Representation of a Prasinophyte

==Ecology==
A study of photosynthetic gene-sequence diversity (rbcL) in the Gulf of Mexico indicated that Prasinophytes are particularly prevalent at the Subsurface Chlorophyll Maximum (SCM) and several different ecotypes of Ostreococcus have been detected in the environment. These ecotypes were thought to be distinguished in the environment by their adaptation to light intensities. O. lucimarinus was isolated from a high-light environment and observed year-round in the coastal North Pacific Ocean. RCC141 was considered low-light, because it was isolated from the lower euphotic zone. These strains, or ecotypes, were later shown to live in different habitats (open-ocean or mesotrophic) and their distributions do not appear to be connected to light availability. O. tauri was isolated from a coastal lagoon and appears to be light-polyvalent. Genetic data indicates that distinct molecular differences exist between the different ecotypes that have been detected.

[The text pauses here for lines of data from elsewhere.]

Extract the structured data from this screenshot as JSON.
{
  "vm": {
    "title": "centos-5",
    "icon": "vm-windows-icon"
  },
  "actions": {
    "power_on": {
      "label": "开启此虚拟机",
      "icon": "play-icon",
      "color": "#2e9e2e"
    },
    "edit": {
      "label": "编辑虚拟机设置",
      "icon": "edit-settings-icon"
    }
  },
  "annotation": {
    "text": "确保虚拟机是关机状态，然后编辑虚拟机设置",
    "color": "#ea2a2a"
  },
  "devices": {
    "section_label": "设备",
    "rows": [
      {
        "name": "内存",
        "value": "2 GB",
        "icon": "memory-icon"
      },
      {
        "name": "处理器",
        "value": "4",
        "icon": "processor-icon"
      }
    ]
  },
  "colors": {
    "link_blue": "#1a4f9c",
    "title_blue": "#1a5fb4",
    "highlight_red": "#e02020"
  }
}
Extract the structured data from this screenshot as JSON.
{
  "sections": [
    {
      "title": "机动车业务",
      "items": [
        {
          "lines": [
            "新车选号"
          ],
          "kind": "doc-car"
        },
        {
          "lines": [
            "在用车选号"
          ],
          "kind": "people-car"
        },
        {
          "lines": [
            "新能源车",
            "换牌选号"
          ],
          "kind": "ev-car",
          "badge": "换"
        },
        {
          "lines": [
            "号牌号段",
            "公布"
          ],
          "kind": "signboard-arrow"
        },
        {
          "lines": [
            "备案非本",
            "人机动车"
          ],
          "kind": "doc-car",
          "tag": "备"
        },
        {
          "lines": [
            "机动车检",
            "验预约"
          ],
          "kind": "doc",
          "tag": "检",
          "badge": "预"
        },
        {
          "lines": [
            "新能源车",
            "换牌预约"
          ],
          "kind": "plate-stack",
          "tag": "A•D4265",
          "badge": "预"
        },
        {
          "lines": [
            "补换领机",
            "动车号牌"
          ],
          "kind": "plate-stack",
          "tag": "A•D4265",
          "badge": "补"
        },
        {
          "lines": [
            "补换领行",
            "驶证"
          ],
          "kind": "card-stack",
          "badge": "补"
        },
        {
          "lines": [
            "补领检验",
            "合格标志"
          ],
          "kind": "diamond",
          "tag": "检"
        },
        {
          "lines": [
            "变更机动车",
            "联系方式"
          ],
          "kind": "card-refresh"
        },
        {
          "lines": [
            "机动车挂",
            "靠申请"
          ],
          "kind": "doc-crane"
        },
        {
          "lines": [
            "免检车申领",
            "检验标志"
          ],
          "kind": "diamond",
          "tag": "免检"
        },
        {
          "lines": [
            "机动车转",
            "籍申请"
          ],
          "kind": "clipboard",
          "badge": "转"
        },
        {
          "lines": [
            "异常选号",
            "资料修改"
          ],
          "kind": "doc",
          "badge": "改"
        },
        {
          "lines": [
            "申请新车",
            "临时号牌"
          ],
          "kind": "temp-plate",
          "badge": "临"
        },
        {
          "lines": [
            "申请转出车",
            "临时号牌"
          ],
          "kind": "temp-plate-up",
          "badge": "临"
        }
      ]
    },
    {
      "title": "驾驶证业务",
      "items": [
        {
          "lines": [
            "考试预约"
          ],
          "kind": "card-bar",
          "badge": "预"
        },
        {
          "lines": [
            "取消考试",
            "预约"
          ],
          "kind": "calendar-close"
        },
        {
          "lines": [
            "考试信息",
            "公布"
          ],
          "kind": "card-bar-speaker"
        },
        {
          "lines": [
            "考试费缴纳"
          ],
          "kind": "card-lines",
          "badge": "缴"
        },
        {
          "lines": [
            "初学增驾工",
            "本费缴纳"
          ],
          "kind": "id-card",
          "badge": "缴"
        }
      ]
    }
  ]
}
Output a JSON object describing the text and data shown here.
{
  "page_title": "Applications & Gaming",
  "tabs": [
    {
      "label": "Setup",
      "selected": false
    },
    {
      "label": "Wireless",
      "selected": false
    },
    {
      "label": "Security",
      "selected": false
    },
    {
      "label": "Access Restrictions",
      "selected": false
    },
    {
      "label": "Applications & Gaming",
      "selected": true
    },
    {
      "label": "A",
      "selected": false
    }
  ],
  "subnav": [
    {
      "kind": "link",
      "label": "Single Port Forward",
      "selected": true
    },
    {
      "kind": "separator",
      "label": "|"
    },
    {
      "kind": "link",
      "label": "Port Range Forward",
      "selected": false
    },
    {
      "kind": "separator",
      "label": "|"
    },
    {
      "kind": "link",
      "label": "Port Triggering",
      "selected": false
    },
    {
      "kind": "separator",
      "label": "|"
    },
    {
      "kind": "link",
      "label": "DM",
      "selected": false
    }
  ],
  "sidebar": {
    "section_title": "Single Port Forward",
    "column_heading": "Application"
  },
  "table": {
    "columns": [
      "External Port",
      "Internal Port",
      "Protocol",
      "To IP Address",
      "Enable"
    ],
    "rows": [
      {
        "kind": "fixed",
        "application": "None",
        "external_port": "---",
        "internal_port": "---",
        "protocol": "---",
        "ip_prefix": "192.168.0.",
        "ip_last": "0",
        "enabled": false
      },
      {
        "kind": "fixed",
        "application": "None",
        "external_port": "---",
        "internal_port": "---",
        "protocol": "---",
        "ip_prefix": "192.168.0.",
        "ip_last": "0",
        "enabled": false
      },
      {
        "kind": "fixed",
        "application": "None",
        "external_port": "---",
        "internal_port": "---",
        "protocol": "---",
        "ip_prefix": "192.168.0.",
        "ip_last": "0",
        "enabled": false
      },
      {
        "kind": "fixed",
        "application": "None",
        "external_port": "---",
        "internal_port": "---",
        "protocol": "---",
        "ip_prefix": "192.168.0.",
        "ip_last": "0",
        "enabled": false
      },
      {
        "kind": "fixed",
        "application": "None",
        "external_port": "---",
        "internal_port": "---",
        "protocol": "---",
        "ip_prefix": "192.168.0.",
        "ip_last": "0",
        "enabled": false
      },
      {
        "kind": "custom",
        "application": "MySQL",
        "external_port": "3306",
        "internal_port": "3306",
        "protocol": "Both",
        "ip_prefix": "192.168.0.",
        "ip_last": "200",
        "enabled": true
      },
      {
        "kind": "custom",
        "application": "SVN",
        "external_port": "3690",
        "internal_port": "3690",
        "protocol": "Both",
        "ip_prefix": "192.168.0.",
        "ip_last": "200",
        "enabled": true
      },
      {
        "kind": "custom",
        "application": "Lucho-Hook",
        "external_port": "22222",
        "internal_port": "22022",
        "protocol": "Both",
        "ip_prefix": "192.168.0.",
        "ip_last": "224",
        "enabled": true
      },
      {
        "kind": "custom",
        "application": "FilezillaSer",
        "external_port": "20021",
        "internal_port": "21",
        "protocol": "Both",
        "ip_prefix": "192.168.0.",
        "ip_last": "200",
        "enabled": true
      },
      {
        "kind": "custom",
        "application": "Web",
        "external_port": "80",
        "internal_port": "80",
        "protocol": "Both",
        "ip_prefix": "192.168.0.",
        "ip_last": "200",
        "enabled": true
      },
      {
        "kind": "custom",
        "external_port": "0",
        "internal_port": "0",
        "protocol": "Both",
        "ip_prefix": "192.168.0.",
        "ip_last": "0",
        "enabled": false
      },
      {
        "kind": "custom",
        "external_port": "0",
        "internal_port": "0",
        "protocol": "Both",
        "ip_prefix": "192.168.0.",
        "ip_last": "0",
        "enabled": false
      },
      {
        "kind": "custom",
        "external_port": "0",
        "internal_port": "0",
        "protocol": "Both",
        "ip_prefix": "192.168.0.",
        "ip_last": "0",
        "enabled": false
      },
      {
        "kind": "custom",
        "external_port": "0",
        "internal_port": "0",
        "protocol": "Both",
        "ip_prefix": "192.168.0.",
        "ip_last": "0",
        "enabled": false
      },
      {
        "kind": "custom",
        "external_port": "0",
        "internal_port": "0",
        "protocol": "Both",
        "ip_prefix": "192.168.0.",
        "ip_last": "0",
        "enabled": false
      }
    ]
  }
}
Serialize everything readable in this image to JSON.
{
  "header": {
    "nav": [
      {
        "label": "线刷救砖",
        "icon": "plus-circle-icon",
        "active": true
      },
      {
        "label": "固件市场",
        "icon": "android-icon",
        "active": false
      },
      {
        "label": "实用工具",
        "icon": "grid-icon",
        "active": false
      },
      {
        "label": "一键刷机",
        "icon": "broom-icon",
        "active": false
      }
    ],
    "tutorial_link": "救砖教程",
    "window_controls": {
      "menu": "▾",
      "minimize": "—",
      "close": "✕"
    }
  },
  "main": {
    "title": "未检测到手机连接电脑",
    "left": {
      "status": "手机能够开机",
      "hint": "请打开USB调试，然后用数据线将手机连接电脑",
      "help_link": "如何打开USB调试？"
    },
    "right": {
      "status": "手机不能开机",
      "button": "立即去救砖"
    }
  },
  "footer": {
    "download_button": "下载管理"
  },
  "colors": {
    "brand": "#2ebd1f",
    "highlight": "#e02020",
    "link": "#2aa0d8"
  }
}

Prasinophytes are subject to infection by large double-stranded DNA viruses belonging to the genus Prasinovirus in the family Phycodnaviridae, as well as a Reovirus. It has been estimated that from 2 to 10% of the Micromonas pusilla population is lysed per day by viruses.

==Phylogeny==
Recent studies agree that the prasinophytes are not a natural group, being highly paraphyletic. Relationships among the groups making up the Chlorophyta are not fully resolved. The cladogram produced by Leliaert et al. 2011 and some modification according to Silar 2016, Leliaert 2016 and Lopes dos Santos et al. 2017 is shown below. The blue shaded groups are or have traditionally been placed in the Prasinophyceae). The species Mesostigma viride has been shown to be a member of a basal clade inside Streptophyta. The others are members of the Chlorophyta.

A 2020 study placed the Palmophyllophyceae (prasinophyte clade VI) in a new phylum outside of the Chlorophyta and Streptophyta, the Prasinodermophyta, as shown below. However, a subsequent genomic study recovered Prasinodermophyta as sister to the revised Chlorophyta and questioned the need for the third division or phylum.